Micro-electromechanical systems (MEMS) include miniaturized mechanical and electromechanical elements that are made using micro-fabrication techniques. The physical dimensions of MEMS devices vary from well below one micron to several millimeters. Also, MEMS devices vary from relatively simple structures having no moving elements to extremely complex electromechanical systems having multiple moving elements under the control of integrated electronics. Functional elements of MEMS devices include miniaturized structures, micro-electronics, and micro-sensors and micro-actuators that convert energy from one form to another, such as a measured mechanical signal into an electrical signal. MEMS devices include pressure sensors, accelerometers, gyroscopes, microphones, digital mirror displays, and micro fluidic devices, and MEMS devices can be very sensitive to changes in critical dimensions of the devices.
Typically, MEMS accelerometers behave like a damped mass on a spring. When an accelerometer experiences acceleration, the mass is displaced to the point that the spring is able to accelerate the mass at the same rate as the casing. This displacement is measured to give the acceleration. Piezoelectric, piezoresistive, and capacitive components can be used to convert the mechanical motion into an electrical signal.

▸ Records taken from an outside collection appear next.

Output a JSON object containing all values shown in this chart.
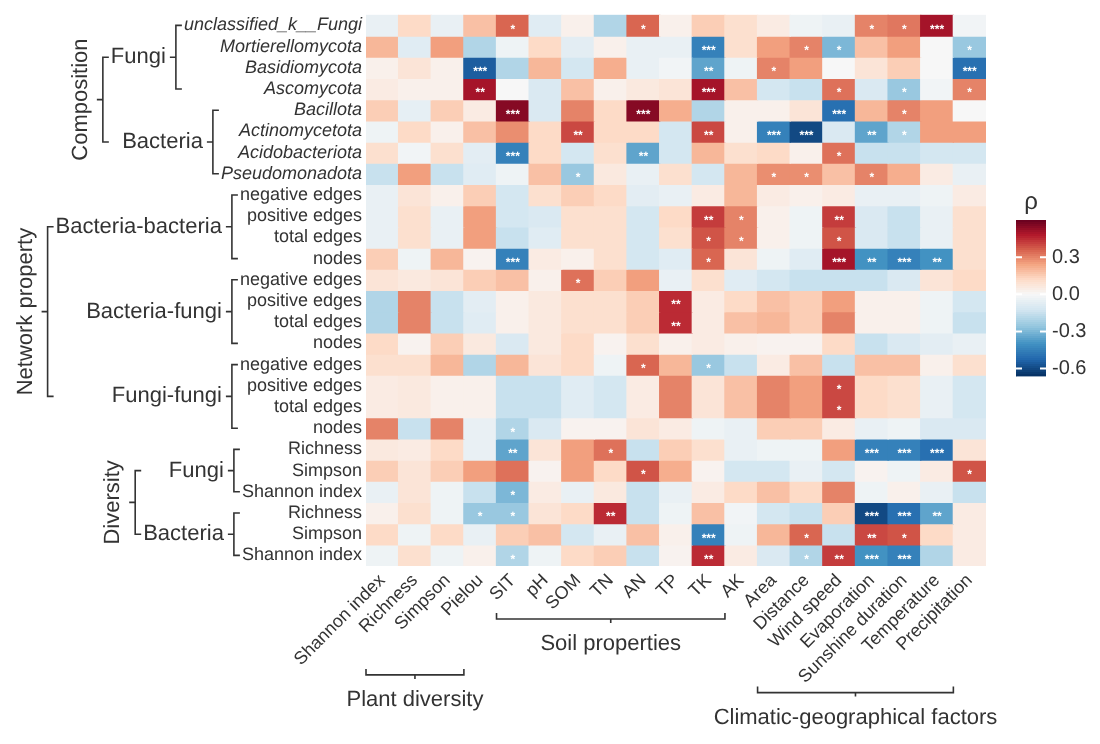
{
  "chart_data": {
    "type": "heatmap",
    "clabel": "ρ",
    "categories": [
      "Shannon index",
      "Richness",
      "Simpson",
      "Pielou",
      "SIT",
      "pH",
      "SOM",
      "TN",
      "AN",
      "TP",
      "TK",
      "AK",
      "Area",
      "Distance",
      "Wind speed",
      "Evaporation",
      "Sunshine duration",
      "Temperature",
      "Precipitation"
    ],
    "y_categories": [
      "unclassified_k__Fungi",
      "Mortierellomycota",
      "Basidiomycota",
      "Ascomycota",
      "Bacillota",
      "Actinomycetota",
      "Acidobacteriota",
      "Pseudomonadota",
      "negative edges",
      "positive edges",
      "total edges",
      "nodes",
      "negative edges",
      "positive edges",
      "total edges",
      "nodes",
      "negative edges",
      "positive edges",
      "total edges",
      "nodes",
      "Richness",
      "Simpson",
      "Shannon index",
      "Richness",
      "Simpson",
      "Shannon index"
    ],
    "cells": [
      [
        -0.05,
        0.12,
        -0.05,
        0.18,
        0.35,
        -0.08,
        0.03,
        -0.2,
        0.35,
        0.03,
        0.15,
        0.1,
        0.05,
        -0.03,
        -0.05,
        0.3,
        0.32,
        0.5,
        -0.02
      ],
      [
        0.2,
        -0.08,
        0.25,
        -0.2,
        -0.03,
        0.12,
        -0.07,
        0.03,
        -0.05,
        -0.05,
        -0.45,
        0.1,
        0.25,
        0.3,
        -0.3,
        0.18,
        0.25,
        0,
        -0.25
      ],
      [
        0.03,
        0.08,
        0.03,
        -0.55,
        -0.2,
        0.2,
        -0.12,
        0.22,
        -0.05,
        -0.02,
        -0.35,
        -0.03,
        0.3,
        0.25,
        0,
        0.08,
        0.15,
        0,
        -0.5
      ],
      [
        0.05,
        0.03,
        0.03,
        0.5,
        0,
        -0.1,
        0.18,
        0.03,
        0.06,
        0.08,
        0.5,
        0.18,
        -0.12,
        -0.15,
        0.33,
        -0.1,
        -0.25,
        -0.02,
        0.3
      ],
      [
        0.15,
        -0.06,
        0.15,
        0.05,
        0.55,
        -0.1,
        0.3,
        0.12,
        0.55,
        0.22,
        -0.2,
        0.03,
        0.03,
        0.08,
        -0.5,
        0.2,
        0.3,
        0.25,
        0
      ],
      [
        -0.03,
        0.12,
        0.03,
        0.18,
        0.28,
        0.12,
        0.4,
        0.12,
        0.12,
        -0.12,
        0.4,
        0.03,
        -0.45,
        -0.6,
        -0.1,
        -0.35,
        -0.2,
        0.25,
        0.25
      ],
      [
        0.1,
        -0.02,
        0.1,
        -0.07,
        -0.45,
        0.12,
        -0.12,
        0.1,
        -0.35,
        -0.12,
        0.2,
        0.1,
        0.12,
        0.03,
        0.33,
        -0.15,
        -0.15,
        -0.12,
        -0.12
      ],
      [
        -0.15,
        0.25,
        -0.15,
        -0.08,
        -0.03,
        0.18,
        -0.25,
        0.06,
        -0.05,
        0.1,
        -0.12,
        0.2,
        0.28,
        0.28,
        0.18,
        0.3,
        0.22,
        0.05,
        -0.05
      ],
      [
        -0.05,
        0.08,
        0.03,
        0.15,
        -0.12,
        0.1,
        0.15,
        0.12,
        -0.07,
        -0.05,
        0.05,
        0.2,
        0.05,
        0.03,
        0.05,
        -0.05,
        -0.05,
        -0.03,
        0.05
      ],
      [
        -0.05,
        0.1,
        -0.05,
        0.25,
        -0.12,
        -0.1,
        0.1,
        0.1,
        -0.12,
        0.12,
        0.42,
        0.3,
        0.03,
        -0.03,
        0.42,
        -0.1,
        -0.15,
        -0.05,
        0.1
      ],
      [
        -0.05,
        0.1,
        -0.05,
        0.25,
        -0.15,
        -0.08,
        0.1,
        0.1,
        -0.12,
        0.1,
        0.38,
        0.3,
        0.03,
        -0.03,
        0.38,
        -0.1,
        -0.15,
        -0.05,
        0.1
      ],
      [
        0.15,
        -0.03,
        0.2,
        0.02,
        -0.45,
        0.05,
        0.03,
        0.1,
        -0.12,
        -0.08,
        0.35,
        0.08,
        -0.03,
        -0.08,
        0.5,
        -0.4,
        -0.45,
        -0.4,
        0.1
      ],
      [
        0.08,
        0.06,
        0.08,
        0.15,
        0.18,
        0.03,
        0.33,
        0.15,
        0.25,
        -0.05,
        0.1,
        -0.08,
        -0.12,
        -0.15,
        -0.15,
        -0.15,
        -0.1,
        0.08,
        0.12
      ],
      [
        -0.2,
        0.3,
        -0.15,
        -0.07,
        0.03,
        0.06,
        0.1,
        0.1,
        0.15,
        0.45,
        0.05,
        0.12,
        0.18,
        0.15,
        0.25,
        0.03,
        0.03,
        -0.03,
        -0.12
      ],
      [
        -0.2,
        0.3,
        -0.15,
        -0.08,
        0.03,
        0.06,
        0.1,
        0.1,
        0.15,
        0.45,
        0.05,
        0.18,
        0.2,
        0.15,
        0.3,
        0.03,
        0.03,
        -0.03,
        -0.15
      ],
      [
        0.12,
        0.02,
        0.15,
        0.06,
        -0.1,
        0.06,
        0.12,
        0.02,
        0.1,
        0.03,
        0.05,
        0.03,
        0.02,
        0.02,
        0.12,
        -0.15,
        -0.1,
        -0.07,
        -0.05
      ],
      [
        0.1,
        0.1,
        0.2,
        -0.2,
        0.2,
        0.08,
        0.12,
        -0.03,
        0.35,
        0.2,
        -0.25,
        -0.15,
        0.05,
        0.18,
        -0.15,
        0.18,
        0.18,
        0.03,
        0.1
      ],
      [
        0.05,
        0.06,
        0.03,
        0.03,
        -0.15,
        -0.15,
        -0.08,
        -0.12,
        0.05,
        0.3,
        0.08,
        0.18,
        0.3,
        0.25,
        0.4,
        0.12,
        0.1,
        -0.05,
        -0.12
      ],
      [
        0.05,
        0.06,
        0.03,
        0.03,
        -0.15,
        -0.15,
        -0.08,
        -0.12,
        0.05,
        0.3,
        0.08,
        0.18,
        0.3,
        0.25,
        0.4,
        0.12,
        0.1,
        -0.05,
        -0.12
      ],
      [
        0.3,
        -0.15,
        0.3,
        -0.05,
        -0.2,
        -0.1,
        0.02,
        0.02,
        0.08,
        0.05,
        -0.03,
        -0.05,
        0.15,
        0.15,
        0.05,
        -0.05,
        -0.03,
        -0.1,
        -0.1
      ],
      [
        0.06,
        0.05,
        0.12,
        -0.05,
        -0.35,
        0.08,
        0.25,
        0.33,
        -0.15,
        0.15,
        0.1,
        -0.05,
        -0.03,
        -0.03,
        0.25,
        -0.45,
        -0.45,
        -0.5,
        0.08
      ],
      [
        0.15,
        0.08,
        0.15,
        0.25,
        0.33,
        0.02,
        0.25,
        0.12,
        0.38,
        0.22,
        0.02,
        -0.12,
        -0.12,
        -0.05,
        -0.12,
        0.02,
        -0.03,
        0.05,
        0.38
      ],
      [
        -0.05,
        0.08,
        -0.03,
        -0.15,
        -0.3,
        0.05,
        -0.05,
        0.06,
        -0.15,
        -0.05,
        0.05,
        0.12,
        0.18,
        0.12,
        0.3,
        -0.03,
        0.03,
        -0.05,
        -0.15
      ],
      [
        0.03,
        0.1,
        -0.03,
        -0.25,
        -0.25,
        0.08,
        0.12,
        0.45,
        -0.15,
        -0.03,
        0.18,
        -0.02,
        -0.12,
        -0.15,
        0.15,
        -0.6,
        -0.5,
        -0.35,
        0.05
      ],
      [
        0.12,
        -0.03,
        0.12,
        -0.05,
        0.15,
        0.18,
        -0.12,
        -0.05,
        0.18,
        0.03,
        -0.45,
        -0.03,
        0.2,
        0.35,
        -0.15,
        0.4,
        0.38,
        0.12,
        0.05
      ],
      [
        -0.03,
        0.1,
        -0.03,
        0.03,
        -0.2,
        -0.03,
        0.12,
        0.15,
        -0.15,
        0.02,
        0.45,
        0.05,
        -0.1,
        -0.2,
        0.42,
        -0.4,
        -0.45,
        -0.2,
        0.05
      ]
    ],
    "cell_labels": [
      [
        null,
        null,
        null,
        null,
        "*",
        null,
        null,
        null,
        "*",
        null,
        null,
        null,
        null,
        null,
        null,
        "*",
        "*",
        "***",
        null
      ],
      [
        null,
        null,
        null,
        null,
        null,
        null,
        null,
        null,
        null,
        null,
        "***",
        null,
        null,
        "*",
        "*",
        null,
        null,
        null,
        "*"
      ],
      [
        null,
        null,
        null,
        "***",
        null,
        null,
        null,
        null,
        null,
        null,
        "**",
        null,
        "*",
        null,
        null,
        null,
        null,
        null,
        "***"
      ],
      [
        null,
        null,
        null,
        "**",
        null,
        null,
        null,
        null,
        null,
        null,
        "***",
        null,
        null,
        null,
        "*",
        null,
        "*",
        null,
        "*"
      ],
      [
        null,
        null,
        null,
        null,
        "***",
        null,
        null,
        null,
        "***",
        null,
        null,
        null,
        null,
        null,
        "***",
        null,
        "*",
        null,
        null
      ],
      [
        null,
        null,
        null,
        null,
        null,
        null,
        "**",
        null,
        null,
        null,
        "**",
        null,
        "***",
        "***",
        null,
        "**",
        "*",
        null,
        null
      ],
      [
        null,
        null,
        null,
        null,
        "***",
        null,
        null,
        null,
        "**",
        null,
        null,
        null,
        null,
        null,
        "*",
        null,
        null,
        null,
        null
      ],
      [
        null,
        null,
        null,
        null,
        null,
        null,
        "*",
        null,
        null,
        null,
        null,
        null,
        "*",
        "*",
        null,
        "*",
        null,
        null,
        null
      ],
      [
        null,
        null,
        null,
        null,
        null,
        null,
        null,
        null,
        null,
        null,
        null,
        null,
        null,
        null,
        null,
        null,
        null,
        null,
        null
      ],
      [
        null,
        null,
        null,
        null,
        null,
        null,
        null,
        null,
        null,
        null,
        "**",
        "*",
        null,
        null,
        "**",
        null,
        null,
        null,
        null
      ],
      [
        null,
        null,
        null,
        null,
        null,
        null,
        null,
        null,
        null,
        null,
        "*",
        "*",
        null,
        null,
        "*",
        null,
        null,
        null,
        null
      ],
      [
        null,
        null,
        null,
        null,
        "***",
        null,
        null,
        null,
        null,
        null,
        "*",
        null,
        null,
        null,
        "***",
        "**",
        "***",
        "**",
        null
      ],
      [
        null,
        null,
        null,
        null,
        null,
        null,
        "*",
        null,
        null,
        null,
        null,
        null,
        null,
        null,
        null,
        null,
        null,
        null,
        null
      ],
      [
        null,
        null,
        null,
        null,
        null,
        null,
        null,
        null,
        null,
        "**",
        null,
        null,
        null,
        null,
        null,
        null,
        null,
        null,
        null
      ],
      [
        null,
        null,
        null,
        null,
        null,
        null,
        null,
        null,
        null,
        "**",
        null,
        null,
        null,
        null,
        null,
        null,
        null,
        null,
        null
      ],
      [
        null,
        null,
        null,
        null,
        null,
        null,
        null,
        null,
        null,
        null,
        null,
        null,
        null,
        null,
        null,
        null,
        null,
        null,
        null
      ],
      [
        null,
        null,
        null,
        null,
        null,
        null,
        null,
        null,
        "*",
        null,
        "*",
        null,
        null,
        null,
        null,
        null,
        null,
        null,
        null
      ],
      [
        null,
        null,
        null,
        null,
        null,
        null,
        null,
        null,
        null,
        null,
        null,
        null,
        null,
        null,
        "*",
        null,
        null,
        null,
        null
      ],
      [
        null,
        null,
        null,
        null,
        null,
        null,
        null,
        null,
        null,
        null,
        null,
        null,
        null,
        null,
        "*",
        null,
        null,
        null,
        null
      ],
      [
        null,
        null,
        null,
        null,
        "*",
        null,
        null,
        null,
        null,
        null,
        null,
        null,
        null,
        null,
        null,
        null,
        null,
        null,
        null
      ],
      [
        null,
        null,
        null,
        null,
        "**",
        null,
        null,
        "*",
        null,
        null,
        null,
        null,
        null,
        null,
        null,
        "***",
        "***",
        "***",
        null
      ],
      [
        null,
        null,
        null,
        null,
        null,
        null,
        null,
        null,
        "*",
        null,
        null,
        null,
        null,
        null,
        null,
        null,
        null,
        null,
        "*"
      ],
      [
        null,
        null,
        null,
        null,
        "*",
        null,
        null,
        null,
        null,
        null,
        null,
        null,
        null,
        null,
        null,
        null,
        null,
        null,
        null
      ],
      [
        null,
        null,
        null,
        "*",
        "*",
        null,
        null,
        "**",
        null,
        null,
        null,
        null,
        null,
        null,
        null,
        "***",
        "***",
        "**",
        null
      ],
      [
        null,
        null,
        null,
        null,
        null,
        null,
        null,
        null,
        null,
        null,
        "***",
        null,
        null,
        "*",
        null,
        "**",
        "*",
        null,
        null
      ],
      [
        null,
        null,
        null,
        null,
        "*",
        null,
        null,
        null,
        null,
        null,
        "**",
        null,
        null,
        "*",
        "**",
        "***",
        "***",
        null,
        null
      ]
    ],
    "clim": [
      -0.66,
      0.6
    ],
    "cticks": [
      0.3,
      {
        "value": 0,
        "label": "0.0"
      },
      -0.3,
      -0.6
    ],
    "annotations": [
      "Composition",
      "Fungi",
      "Bacteria",
      "Network property",
      "Bacteria-bacteria",
      "Bacteria-fungi",
      "Fungi-fungi",
      "Diversity",
      "Fungi",
      "Bacteria",
      "Plant diversity",
      "Soil properties",
      "Climatic-geographical factors"
    ]
  }
}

Some MEMS accelerometers include a proof mass and electrodes that face each other across a small gap. On one side of the gap are rotor electrodes arrayed on the proof mass or rotor. On the other side of the gap are stator electrodes or fixed electrodes, facing the moving rotor electrodes across the gap. Under the influence of external accelerations, the proof mass deflects from its neutral position and the capacitance between the rotor electrodes and the stator or fixed electrodes can be measured to determine the acceleration.